Towards Cross-Platform Inference on Edge Devices with Emerging Neuromorphic Architecture
Shangyu Wu1,a, Yi Wang1,b, Amelie Chi Zhou1,c, Rui Mao1,d, Zili Shao2 and Tao Li3
1The National Engineering Laboratory for Big Data System Computing Technology, Shenzhen University, Shenzhen, China
ashangyuwu1006@gmail.com
byiwang@szu.edu.cn
cchi.zhou@szu.edu.cn
dmao@szu.edu.cn
2The Chinese University of Hong Kong, Hong Kong, China
shao@cse.cuhk.edu.hk
3University of Florida, Gainesville, FL, USA
taoli@ece.ufl.edu
ABSTRACT
Deep convolutional neural networks have become the mainstream solution for many artificial intelligence applications. However, they are still rarely deployed on mobile or edge devices due to the cost of a substantial amount of data movement among limited resources. The emerging processing-inmemory neuromorphic architecture offers a promising direction to accelerate the inference process. The key issue becomes how to effectively allocate the processing of inference between computing and storage resources on an edge device.

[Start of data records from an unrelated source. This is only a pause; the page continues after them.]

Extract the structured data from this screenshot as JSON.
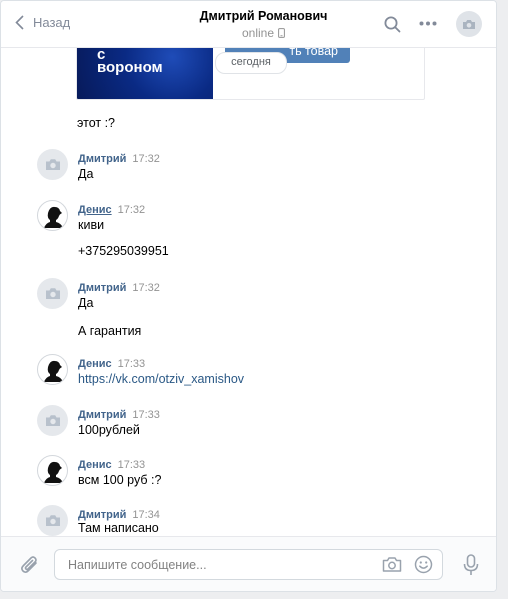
{
  "header": {
    "back_label": "Назад",
    "title": "Дмитрий Романович",
    "status": "online"
  },
  "attachment": {
    "image_line1": "с",
    "image_line2": "вороном",
    "button_label": "ть товар"
  },
  "date_divider": "сегодня",
  "loose_message": "этот :?",
  "messages": [
    {
      "author": "Дмитрий",
      "time": "17:32",
      "lines": [
        "Да"
      ]
    },
    {
      "author": "Денис",
      "time": "17:32",
      "lines": [
        "киви",
        "+375295039951"
      ]
    },
    {
      "author": "Дмитрий",
      "time": "17:32",
      "lines": [
        "Да",
        "А гарантия"
      ]
    },
    {
      "author": "Денис",
      "time": "17:33",
      "lines": [
        "https://vk.com/otziv_xamishov"
      ]
    },
    {
      "author": "Дмитрий",
      "time": "17:33",
      "lines": [
        "100рублей"
      ]
    },
    {
      "author": "Денис",
      "time": "17:33",
      "lines": [
        "всм 100 руб :?"
      ]
    },
    {
      "author": "Дмитрий",
      "time": "17:34",
      "lines": [
        "Там написано"
      ]
    }
  ],
  "composer": {
    "placeholder": "Напишите сообщение..."
  },
  "colors": {
    "accent": "#5181b8",
    "author": "#42648b",
    "link": "#2a5885"
  },
  "icons": [
    "chevron-left-icon",
    "phone-icon",
    "search-icon",
    "more-icon",
    "camera-icon",
    "silhouette-icon",
    "paperclip-icon",
    "smile-icon",
    "microphone-icon"
  ]
}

This paper presents Mobile-I, a resource allocation scheme to accelerate the Inference process on Mobile or edge devices. Mobile-I targets at the emerging 3D neuromorphic architecture to reduce the processing latency among computing resources and fully utilize the limited on-chip storage resources. We formulate the target problem as a resource allocation problem and use a software-based solution to offer the cross-platform deployment across multiple mobile or edge devices. We conduct a set of experiments using realistic workloads that are generated from Intel Movidius neural compute stick. Experimental results show that Mobile-I can effectively reduce the processing latency and improve the utilization of computing resources with negligible overhead in comparison with representative schemes.
Keywords: Edge computing, Memory management, Scheduling, Neuromorphic architecture, Inference.